Both of Dr. McClain’s eyebrows lifted above her cinnamon colored eyes. “Really? You’re such a pretty woman. Why do you think men didn’t approach you and ask you out?”
She felt hot color climb into her face and she stared down at her clasped hands. God, she hated to talk about this! “I’m not the kind of . . . pretty that guys go for, I suppose. And I’m awkward and . . . odd. I think that they could sense that something was ‘off’ about me. Like freezer-burned meat.”
“In your experience, do you find that men are particularly observant when it comes to first impressions of women?”
She had to think about that a minute. “Uh, no. Men are so visual. They usually just check out the physical things and don’t notice much of anything else at first.” She was glad to see Dr. McClain’s smile. Evidently, the doctor agreed with her. “But anyone – men or women – can sense things in others. I think I put out vibes that there is something weird about me.”

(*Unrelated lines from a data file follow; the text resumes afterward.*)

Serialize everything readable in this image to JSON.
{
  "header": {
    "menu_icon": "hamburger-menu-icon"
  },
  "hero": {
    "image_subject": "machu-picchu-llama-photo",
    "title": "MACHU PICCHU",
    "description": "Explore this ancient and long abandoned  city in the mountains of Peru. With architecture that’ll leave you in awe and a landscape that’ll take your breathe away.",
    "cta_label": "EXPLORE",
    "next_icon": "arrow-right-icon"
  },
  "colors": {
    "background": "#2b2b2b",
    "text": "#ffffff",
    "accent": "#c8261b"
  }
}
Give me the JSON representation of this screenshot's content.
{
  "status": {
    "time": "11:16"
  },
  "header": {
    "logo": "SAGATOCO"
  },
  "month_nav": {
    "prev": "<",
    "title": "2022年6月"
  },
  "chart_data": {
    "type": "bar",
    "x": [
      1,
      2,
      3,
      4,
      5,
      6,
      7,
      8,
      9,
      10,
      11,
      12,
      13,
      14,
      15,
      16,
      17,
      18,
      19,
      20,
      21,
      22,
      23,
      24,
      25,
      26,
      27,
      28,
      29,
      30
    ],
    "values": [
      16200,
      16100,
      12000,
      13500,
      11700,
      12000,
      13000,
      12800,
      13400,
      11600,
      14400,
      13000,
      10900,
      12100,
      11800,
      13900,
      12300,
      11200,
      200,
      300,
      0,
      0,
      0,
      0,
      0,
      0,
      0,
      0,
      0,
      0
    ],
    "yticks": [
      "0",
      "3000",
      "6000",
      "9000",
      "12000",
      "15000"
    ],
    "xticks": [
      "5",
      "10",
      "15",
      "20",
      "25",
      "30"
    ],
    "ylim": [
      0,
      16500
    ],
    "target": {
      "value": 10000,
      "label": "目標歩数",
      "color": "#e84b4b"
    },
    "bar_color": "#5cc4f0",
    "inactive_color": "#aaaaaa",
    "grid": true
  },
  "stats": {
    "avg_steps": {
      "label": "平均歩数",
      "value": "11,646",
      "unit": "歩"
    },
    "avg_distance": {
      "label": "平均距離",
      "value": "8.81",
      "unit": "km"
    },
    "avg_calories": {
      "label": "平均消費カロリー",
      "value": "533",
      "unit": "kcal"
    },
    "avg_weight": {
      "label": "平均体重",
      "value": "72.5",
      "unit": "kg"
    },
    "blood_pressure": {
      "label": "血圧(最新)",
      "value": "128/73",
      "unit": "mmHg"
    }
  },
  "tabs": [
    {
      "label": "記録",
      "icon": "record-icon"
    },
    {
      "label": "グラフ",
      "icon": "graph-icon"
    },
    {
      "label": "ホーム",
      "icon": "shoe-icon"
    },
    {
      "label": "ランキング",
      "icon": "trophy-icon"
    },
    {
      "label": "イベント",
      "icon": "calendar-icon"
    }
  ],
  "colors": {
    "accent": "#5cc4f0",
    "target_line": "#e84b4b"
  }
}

Dr. McClain closed the notebook and silence stretched taut in the room before she spoke again. “Was it them or you, I wonder. Often, I’m told that I seem aloof when people first meet me at social functions. I used to be confused by that, but looking more closely at my behavior, I realized that my ‘aloofness’ was actually ‘shyness.’ In new surroundings with people I don’t know, I cover up my uneasiness by squaring my shoulders and adopting a cool demeanor. Now I try to smile in those situations and reach out first to introduce myself. It’s often difficult for me, but I do it because the results are so much better for me – and for those around me.”